Friday, October 2, 2009

Violence on video clips "making society violent"

       Academics yesterday called for an official watch on violent and obscene media, warning that Thailand is entering the state of a so-called "online criminal society".
       Repeated presentation of video clips could affect children and oversensitive or depressed people to use violence against others or themselves, they told a seminar on the impact of violent videos on Thai society, organised by the Thai Health Promotion Foundation.
       The foundation's media-watch group manager Tham Saicheu said the community had entered a time when crime and the Internet were converging and becoming easily accessible.
       Video clips were a new cultural trend allowing people to produce and publish the content themselves.
       Tham warned the convergence of crime and Internet-including computer and IT advancement, social circles, a tendency to use negative words as searching tools, and crime - was leading to an "online criminal society".
       Young people were equipped with the ability to share information, but lacked maturity in using media, which could lead to social problems.
       He urged controls on the repeated presentation of violent content, which could change society by causing people to be too familiar with it, he warned.
       Youth mental health expert, Dr Kamol Saenthongsrikamol from Bangkok Hospital, said that seeing violent images repeatedly affected small children and those who were oversensitive or suffering from depression. He said small children would respond with no regard to other's pain because they lacked maturity, while those suffering depression could act out the violence, such as killing or injuring themselves.
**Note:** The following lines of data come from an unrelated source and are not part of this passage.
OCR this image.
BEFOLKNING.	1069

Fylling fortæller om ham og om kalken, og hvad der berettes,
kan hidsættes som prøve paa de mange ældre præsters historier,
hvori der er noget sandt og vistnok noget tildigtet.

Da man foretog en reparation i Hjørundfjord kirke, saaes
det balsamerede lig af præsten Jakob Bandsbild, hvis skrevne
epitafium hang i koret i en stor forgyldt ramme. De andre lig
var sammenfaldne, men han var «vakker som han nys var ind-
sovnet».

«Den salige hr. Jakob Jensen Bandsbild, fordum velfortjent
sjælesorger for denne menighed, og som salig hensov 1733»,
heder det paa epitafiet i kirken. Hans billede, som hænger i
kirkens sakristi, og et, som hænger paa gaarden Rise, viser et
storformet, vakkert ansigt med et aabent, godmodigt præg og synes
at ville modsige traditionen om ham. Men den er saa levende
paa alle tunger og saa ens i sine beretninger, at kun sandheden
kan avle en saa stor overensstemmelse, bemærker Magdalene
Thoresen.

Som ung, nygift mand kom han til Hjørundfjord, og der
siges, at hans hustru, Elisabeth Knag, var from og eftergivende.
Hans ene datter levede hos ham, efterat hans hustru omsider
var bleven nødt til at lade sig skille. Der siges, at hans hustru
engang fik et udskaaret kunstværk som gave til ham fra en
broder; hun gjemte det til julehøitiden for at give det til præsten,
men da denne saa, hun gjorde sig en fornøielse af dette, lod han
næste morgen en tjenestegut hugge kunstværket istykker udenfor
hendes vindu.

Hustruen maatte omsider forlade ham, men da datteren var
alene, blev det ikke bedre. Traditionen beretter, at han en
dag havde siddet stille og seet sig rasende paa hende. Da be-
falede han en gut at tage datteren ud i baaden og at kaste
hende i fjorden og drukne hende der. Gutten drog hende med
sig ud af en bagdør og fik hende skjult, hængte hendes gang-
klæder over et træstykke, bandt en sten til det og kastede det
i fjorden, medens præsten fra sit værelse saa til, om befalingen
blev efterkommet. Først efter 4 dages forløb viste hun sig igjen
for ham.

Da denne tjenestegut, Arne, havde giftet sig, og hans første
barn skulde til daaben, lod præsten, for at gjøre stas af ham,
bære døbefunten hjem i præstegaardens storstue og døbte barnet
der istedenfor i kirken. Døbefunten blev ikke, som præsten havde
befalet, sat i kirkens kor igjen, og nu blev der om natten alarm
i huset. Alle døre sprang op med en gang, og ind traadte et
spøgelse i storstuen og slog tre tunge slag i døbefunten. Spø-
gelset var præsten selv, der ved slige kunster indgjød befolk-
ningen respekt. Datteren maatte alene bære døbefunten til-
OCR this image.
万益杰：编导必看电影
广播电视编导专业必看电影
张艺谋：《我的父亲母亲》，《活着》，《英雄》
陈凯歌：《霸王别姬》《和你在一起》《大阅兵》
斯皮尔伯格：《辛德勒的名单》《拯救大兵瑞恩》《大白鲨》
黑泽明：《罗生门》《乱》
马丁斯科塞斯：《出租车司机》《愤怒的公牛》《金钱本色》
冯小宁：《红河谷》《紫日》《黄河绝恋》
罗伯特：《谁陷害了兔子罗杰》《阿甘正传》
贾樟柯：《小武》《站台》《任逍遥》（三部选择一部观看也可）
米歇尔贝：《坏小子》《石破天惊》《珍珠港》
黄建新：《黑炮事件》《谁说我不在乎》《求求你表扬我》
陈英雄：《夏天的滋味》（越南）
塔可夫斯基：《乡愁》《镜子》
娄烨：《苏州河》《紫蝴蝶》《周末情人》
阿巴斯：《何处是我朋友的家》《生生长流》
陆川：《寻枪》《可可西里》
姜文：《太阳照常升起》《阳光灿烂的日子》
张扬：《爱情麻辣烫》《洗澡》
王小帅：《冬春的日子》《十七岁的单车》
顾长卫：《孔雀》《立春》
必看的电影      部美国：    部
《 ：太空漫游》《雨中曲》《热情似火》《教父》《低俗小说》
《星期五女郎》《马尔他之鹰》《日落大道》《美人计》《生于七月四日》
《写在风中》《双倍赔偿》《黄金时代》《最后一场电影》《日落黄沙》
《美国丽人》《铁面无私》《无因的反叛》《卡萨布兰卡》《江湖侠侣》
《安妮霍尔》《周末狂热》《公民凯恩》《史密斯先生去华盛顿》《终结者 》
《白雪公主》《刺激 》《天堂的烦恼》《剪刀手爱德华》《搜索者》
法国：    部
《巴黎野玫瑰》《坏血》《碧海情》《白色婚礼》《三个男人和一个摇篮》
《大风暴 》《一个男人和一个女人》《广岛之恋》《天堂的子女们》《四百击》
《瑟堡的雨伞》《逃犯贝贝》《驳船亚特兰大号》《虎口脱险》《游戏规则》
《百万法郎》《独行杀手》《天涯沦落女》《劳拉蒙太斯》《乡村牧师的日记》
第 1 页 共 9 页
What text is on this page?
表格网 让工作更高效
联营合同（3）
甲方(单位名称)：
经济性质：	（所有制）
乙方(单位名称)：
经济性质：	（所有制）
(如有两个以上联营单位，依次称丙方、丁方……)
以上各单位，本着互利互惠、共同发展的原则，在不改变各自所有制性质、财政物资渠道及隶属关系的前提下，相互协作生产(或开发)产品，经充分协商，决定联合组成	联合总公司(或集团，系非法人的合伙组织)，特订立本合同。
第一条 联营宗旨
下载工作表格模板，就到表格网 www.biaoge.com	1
       "The media has a job to present the facts but every time they show repeated images of violence, they stimulate people's mood for violence. The media should present such images moderately," Kamol said.
       The Thai Broadcast Journalists Association vice-president, Patchara Sarapimpa, said the profession this year has drafted guide-lines for news presentation and complaints could be filed if there was a violation.
       He said the association had tried to oversee a professional code wihtin an appropriate frame. If the media didn't present news at all, society would have no standards of what was right and what was wrong.
       A youth representative, Nareelak Pradabsil, said the violence factor often came from families in which parents beat each other in front of the kids until the act was regarded as normal, leading to a tendency for kids to use violence to solve their life problems too.